Text: Geny Hess I Fotos: Hans-Peter Siffert, HO
Der Ring steckt am Finger. Angesagt war eigentlich ein Jubiläum, eine Weindegustation im Kreis von Freunden, Winzerkollegen und Sommeliers. Der Fläscher Christian «Hitsch» Hermann schenkte in Appenzell glasweise 33 Jahrgänge aus – ein faszinierender Rückblick auf sein engagiertes Winzerleben. Aber am Schluss ging’s nur noch um Liebe: «Willst Du mich heiraten», fragte Hitsch seine Langzeit-Partnerin Silvia, die genau so überrascht war wie alle anderen. Nun: Die Braut sagte ja, mit feuchten Augen und einem liebevollen Kuss; der Ring steckt am Finger. Grosses Bild oben: Chrisitian Hermann und Silvia Bühlmann.
«Heute bin ich viel gelassener.» Christian Hermann oder besser Hitsch feiert ein bemerkenswertes Jubiläum. Seit seinem ersten Jahrgang 1990 hat er es meisterhaft verstanden, eine harmonische Verbindung aus konstanter hoher Qualität, traditionellem Erbe und modernen Innovationen zu schmieden. Hermann verfolgt seine Ziele mit grosser Leidenschaft und Hingabe. Seine Devise: das Terroir in den Vordergrund stellen, mit Tannin, Struktur und Frische in seinen Weinen, die stets von kompromissloser Qualität und prägendem Charakter zeugen. Auch der Winzer selbst hat sich entwickelt: «Heute bin ich viel gelassener.»
Keine Weine für Ungeduldige. Sie entfalten ihre volle Pracht erst mit der Zeit und erreichen mit der Reife wahre Höhepunkte. Sie sind Jahr für Jahr geprägt von enormer Eleganz und Tiefe, mit einer beeindruckenden Frische, die sich konsequent durchsetzt. Auf seinen gut vier Hektar grossen Rebflächen in Fläsch widmet er sich vor allem dem Pinot Noir, ergänzt durch Chardonnay und Riesling.
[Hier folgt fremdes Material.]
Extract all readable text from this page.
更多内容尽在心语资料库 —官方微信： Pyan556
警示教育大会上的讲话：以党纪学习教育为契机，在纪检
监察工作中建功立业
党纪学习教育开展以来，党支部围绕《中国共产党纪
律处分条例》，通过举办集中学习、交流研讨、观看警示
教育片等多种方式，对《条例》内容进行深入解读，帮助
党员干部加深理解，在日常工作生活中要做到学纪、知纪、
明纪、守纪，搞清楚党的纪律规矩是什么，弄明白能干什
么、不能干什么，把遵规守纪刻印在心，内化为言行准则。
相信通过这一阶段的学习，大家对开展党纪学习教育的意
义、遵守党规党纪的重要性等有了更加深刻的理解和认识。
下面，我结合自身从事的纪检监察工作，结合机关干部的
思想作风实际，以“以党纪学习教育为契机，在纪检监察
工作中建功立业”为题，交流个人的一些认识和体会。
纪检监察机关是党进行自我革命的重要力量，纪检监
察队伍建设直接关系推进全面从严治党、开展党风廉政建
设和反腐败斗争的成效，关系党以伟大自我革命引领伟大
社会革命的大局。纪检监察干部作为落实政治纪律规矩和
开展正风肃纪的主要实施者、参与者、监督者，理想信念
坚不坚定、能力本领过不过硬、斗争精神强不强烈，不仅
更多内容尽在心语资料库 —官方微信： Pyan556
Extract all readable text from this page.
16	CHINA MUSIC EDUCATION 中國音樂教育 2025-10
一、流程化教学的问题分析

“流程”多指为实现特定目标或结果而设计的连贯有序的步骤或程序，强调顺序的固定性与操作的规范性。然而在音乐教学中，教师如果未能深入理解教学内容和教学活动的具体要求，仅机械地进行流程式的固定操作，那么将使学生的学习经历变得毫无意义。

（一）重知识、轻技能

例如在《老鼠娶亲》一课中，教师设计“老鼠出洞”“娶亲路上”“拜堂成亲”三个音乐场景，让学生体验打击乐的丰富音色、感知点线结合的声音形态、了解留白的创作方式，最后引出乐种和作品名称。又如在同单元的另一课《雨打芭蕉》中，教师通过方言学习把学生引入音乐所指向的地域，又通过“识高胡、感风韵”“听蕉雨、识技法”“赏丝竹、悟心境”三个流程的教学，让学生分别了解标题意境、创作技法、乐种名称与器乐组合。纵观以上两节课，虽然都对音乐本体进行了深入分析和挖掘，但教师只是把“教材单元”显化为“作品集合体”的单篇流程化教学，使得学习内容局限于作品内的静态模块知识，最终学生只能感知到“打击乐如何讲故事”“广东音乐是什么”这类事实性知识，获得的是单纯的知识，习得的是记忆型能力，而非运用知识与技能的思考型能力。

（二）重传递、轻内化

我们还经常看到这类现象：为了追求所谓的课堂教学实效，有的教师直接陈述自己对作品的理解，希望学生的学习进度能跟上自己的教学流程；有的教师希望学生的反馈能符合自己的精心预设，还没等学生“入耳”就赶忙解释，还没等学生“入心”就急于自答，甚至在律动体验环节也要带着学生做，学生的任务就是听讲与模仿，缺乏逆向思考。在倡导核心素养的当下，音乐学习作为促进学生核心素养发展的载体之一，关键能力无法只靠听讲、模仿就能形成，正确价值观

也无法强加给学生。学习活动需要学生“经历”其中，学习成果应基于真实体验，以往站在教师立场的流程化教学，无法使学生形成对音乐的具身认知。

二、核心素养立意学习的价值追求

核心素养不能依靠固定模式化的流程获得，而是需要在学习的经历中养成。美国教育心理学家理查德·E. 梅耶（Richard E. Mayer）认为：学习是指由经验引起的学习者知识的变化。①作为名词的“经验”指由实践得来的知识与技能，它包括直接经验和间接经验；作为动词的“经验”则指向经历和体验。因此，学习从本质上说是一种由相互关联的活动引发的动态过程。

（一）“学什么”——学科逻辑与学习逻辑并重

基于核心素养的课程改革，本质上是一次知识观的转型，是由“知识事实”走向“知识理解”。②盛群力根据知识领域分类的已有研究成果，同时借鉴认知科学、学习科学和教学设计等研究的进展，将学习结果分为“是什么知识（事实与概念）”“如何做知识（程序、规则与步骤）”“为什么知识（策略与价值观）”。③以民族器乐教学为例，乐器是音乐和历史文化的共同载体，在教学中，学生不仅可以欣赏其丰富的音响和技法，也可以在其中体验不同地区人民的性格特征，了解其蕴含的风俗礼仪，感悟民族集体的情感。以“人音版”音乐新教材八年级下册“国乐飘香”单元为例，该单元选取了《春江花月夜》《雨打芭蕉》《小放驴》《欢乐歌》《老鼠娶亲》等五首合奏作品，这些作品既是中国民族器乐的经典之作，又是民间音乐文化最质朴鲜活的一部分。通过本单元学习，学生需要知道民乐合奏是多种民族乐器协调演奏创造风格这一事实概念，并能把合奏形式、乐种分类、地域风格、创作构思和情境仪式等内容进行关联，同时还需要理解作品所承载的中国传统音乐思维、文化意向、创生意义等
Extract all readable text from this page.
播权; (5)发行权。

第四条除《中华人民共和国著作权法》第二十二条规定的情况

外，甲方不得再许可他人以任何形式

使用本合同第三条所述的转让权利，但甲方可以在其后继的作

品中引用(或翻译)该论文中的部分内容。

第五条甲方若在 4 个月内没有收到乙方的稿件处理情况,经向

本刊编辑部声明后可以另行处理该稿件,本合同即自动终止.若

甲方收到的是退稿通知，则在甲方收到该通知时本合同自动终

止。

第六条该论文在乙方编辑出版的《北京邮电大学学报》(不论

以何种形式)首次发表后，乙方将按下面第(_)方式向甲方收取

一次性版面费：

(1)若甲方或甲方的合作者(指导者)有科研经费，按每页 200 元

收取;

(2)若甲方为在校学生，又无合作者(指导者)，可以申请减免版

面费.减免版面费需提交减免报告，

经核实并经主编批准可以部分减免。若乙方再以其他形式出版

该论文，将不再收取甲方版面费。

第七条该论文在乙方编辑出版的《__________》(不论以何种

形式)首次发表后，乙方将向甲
Neu im Portfolio ist der Completer, die autochthone Traubensorte aus Graubünden, die frischen Wind bringt.
Die letzte Flasche vom 90er! Die Geschichte Hermanns ist auch eine der persönlichen Prägungen und Wendungen. In jungen Jahren, als es finanziell noch eng war, ermöglichte ihm Marianne Blum (Schlüssel, Mels), den Zugang zu den edelsten Tropfen dieser Welt. Hitsch: «Diese Erfahrungen haben mich geformt und überzeugt, dass wir aus unseren Weinen mehr machen können!» Am Jubiläumstag bewegte ihn besonders die letzte Flasche von seinem 1990 Blauburgunder: «Sie steht da wie eine Eins!», freut sich Hermann. Über die Jahre haben seine Weine bewiesen, dass sie auch im Alter jugendlich und frisch bleiben können, besonders die aus kühleren Jahrgängen, die durch ihre Frische und saftige Frucht beeindrucken. Die heutigen Herausforderungen sind vielfältig, geprägt von Klima- und Wetterkapriolen. Hermann bestimmt die perfekte Erntezeit rein sensorisch, direkt am Rebstock.